While I am moved by the drama of the individual candidates as I watch much too much cable news reporting, I am most keenly affected by the voters, their voices speaking everywhere, their feet eager to get to the polls. I can’t get enough of the interviews, of the analysis of exit polls, of the pundits looking foolish in their failed predictions.

It is one of those amazing moments in history when almost everyone is caught off guard. A year ago, who would have thought? Republicans saying they don’t want to rehash the Vietnam War. Young people, written off by so many people over 40, rushing to register to vote (550,000 on Rock the Votes web site alone), campaigning for candidates, and getting their friends and families to vote. Ardent feminists, thought to be sealed along gender lines, voting for a black man. Religious conservatives threatening not to vote at all. Who among us could have predicted this?

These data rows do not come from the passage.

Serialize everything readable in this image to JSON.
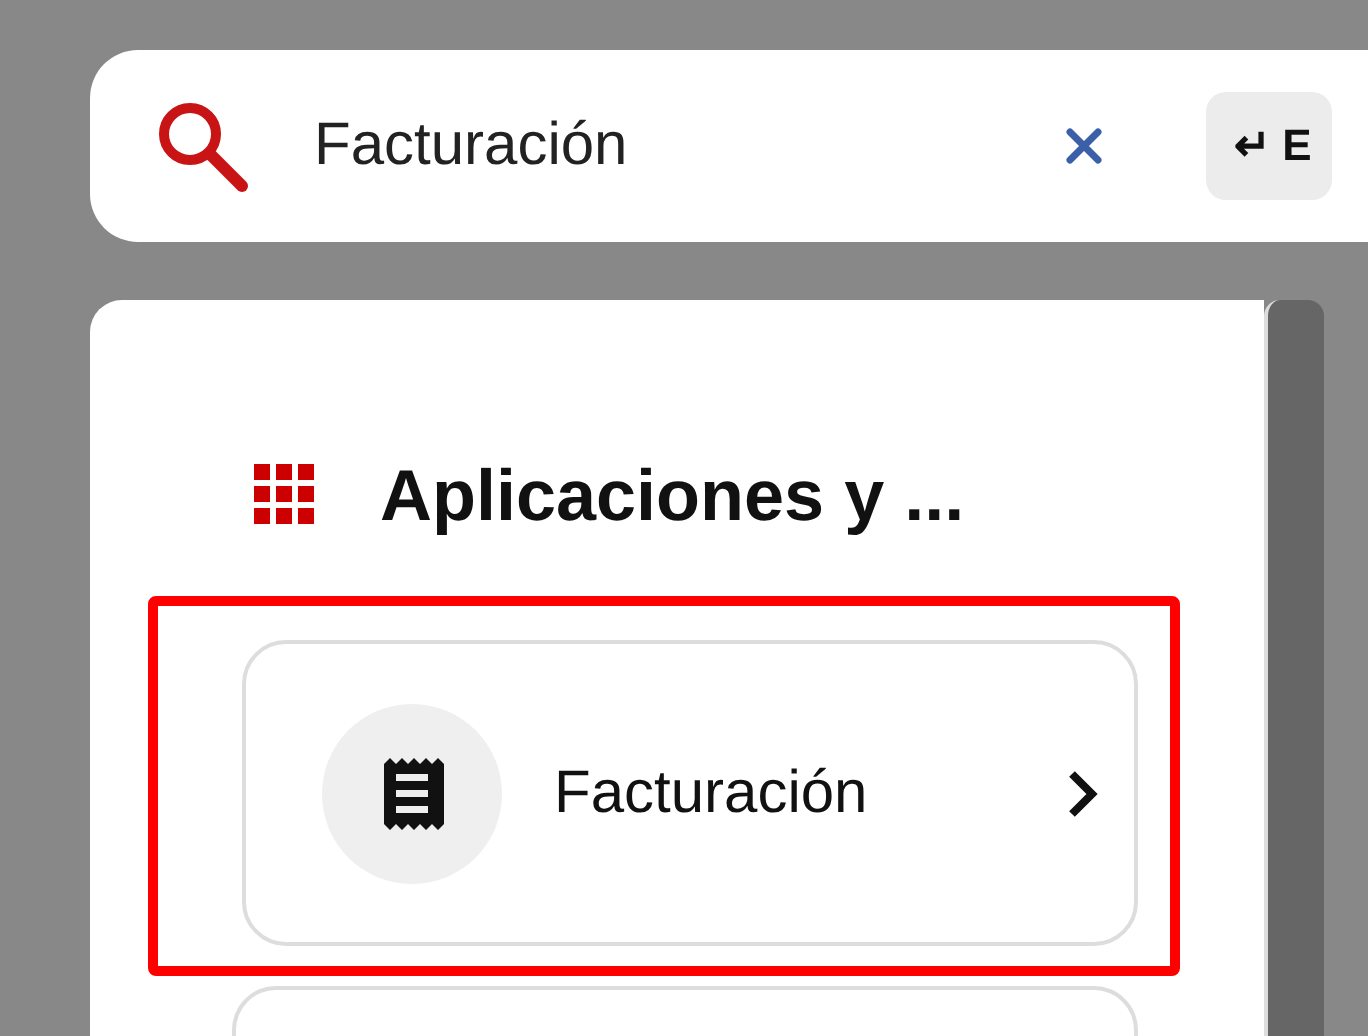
{
  "search": {
    "value": "Facturación",
    "key_hint": "↵ E"
  },
  "section": {
    "title": "Aplicaciones y ...",
    "items": [
      {
        "kind": "app",
        "label": "Facturación",
        "highlighted": true
      },
      {
        "kind": "cut-off",
        "highlighted": false
      }
    ]
  }
}
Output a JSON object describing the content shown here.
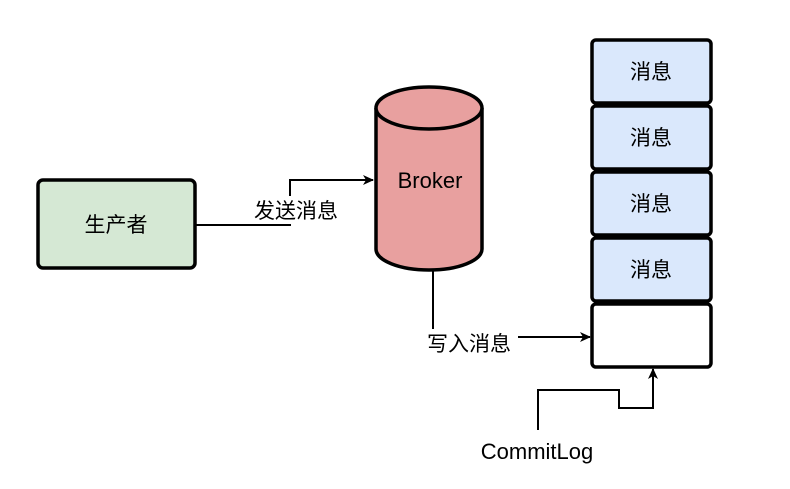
{
  "colors": {
    "producer_fill": "#d5e8d4",
    "broker_fill": "#e8a09f",
    "message_fill": "#dae8fc",
    "empty_slot_fill": "#ffffff",
    "stroke": "#000000"
  },
  "producer": {
    "label": "生产者"
  },
  "broker": {
    "label": "Broker"
  },
  "edges": {
    "send_label": "发送消息",
    "write_label": "写入消息"
  },
  "commitlog": {
    "label": "CommitLog",
    "messages": [
      "消息",
      "消息",
      "消息",
      "消息"
    ]
  }
}
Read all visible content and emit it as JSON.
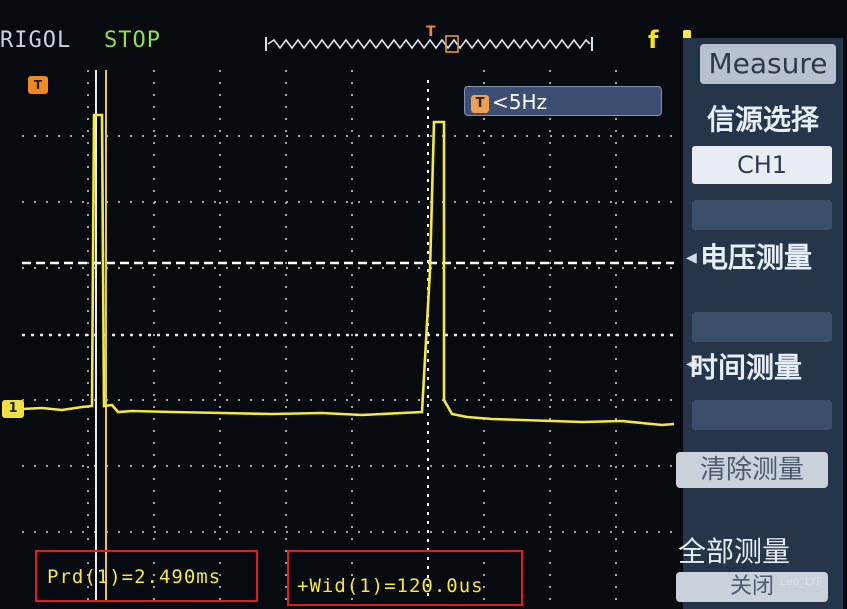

And no one is caught more out of step than progressive people. Here is what looks like a sea change of thinking (and desire), and I cannot think of many individuals or groups that are prepared to work with the moment.

My question is this: who will cradle and nourish this hope and activism after the election? Certainly, no President can fulfill that hope in an immediate way. There’s sure to be disappointment, maybe disillusionment—unless there are collective ways for people to get involved in the process of making change.

That’s the local and national discussion I would like to be part of: what happens after November? What is our best thinking for catching and moving with this moment of change? It is time for expanding vision, for responding to longing and desire, for moving to our best selves and claiming a new day.

Does Race Trump Gender?

Suzanne Pharr February 18th, 2008

No. Hope and inspiration do.

As soon as it was clear that Obama had won an overwhelming victory in the South Carolina primary, news commentators put up their pie-chart evidence and declared, “Race trumps gender!” Surely no one was surprised at the spin. Since the Civil Rights Movement, media pundits and political strategists have pitted white women, black men, and white men against each other to increase resentment and division. Now, imagine this: a white woman, a black man, and a white man are competing as Democrats to be the next President.

There are differences in their political platforms but they are not large. What is notably different—and is affecting the vote—is who they are as human beings, what central core within themselves they speak from, and how they touch our hopes and dreams. These are the elements that are not based on race or gender or age or class or any of the other issues that define us. After we see the candidates are close in intelligence and the ability to get things done, what then stands out is something that lives in the realm of spirit. It is hope expressed in faithfulness to the dream of a whole and united people and a desire for a transformed world. This realm has no race or gender.

It is critical at this historical moment to bring about change in the collective spirit of this country. A friend of mine recently mentioned “creeping fascism.” “Creeping?” I asked. “I think it has been on a pretty fast shuffle for the past decade.” One of the few things that can deter it is a people’s hope and belief in their collective power to make change. Divisiveness based on carefully calculated political messaging and strategies has endangered who we are as a people. Thankfully, this election is proving—especially through the great energy of young people, of the formerly disheartened, and of those whose voices are not often heard—that people do not want the negative ways of the past. We want a President who will work with us to bring forward our best selves, creating policy and practice that will improve the lives of all of us, in the US and the world.

That’s why this white Southern woman who longs for a transformed world is voting for Obama.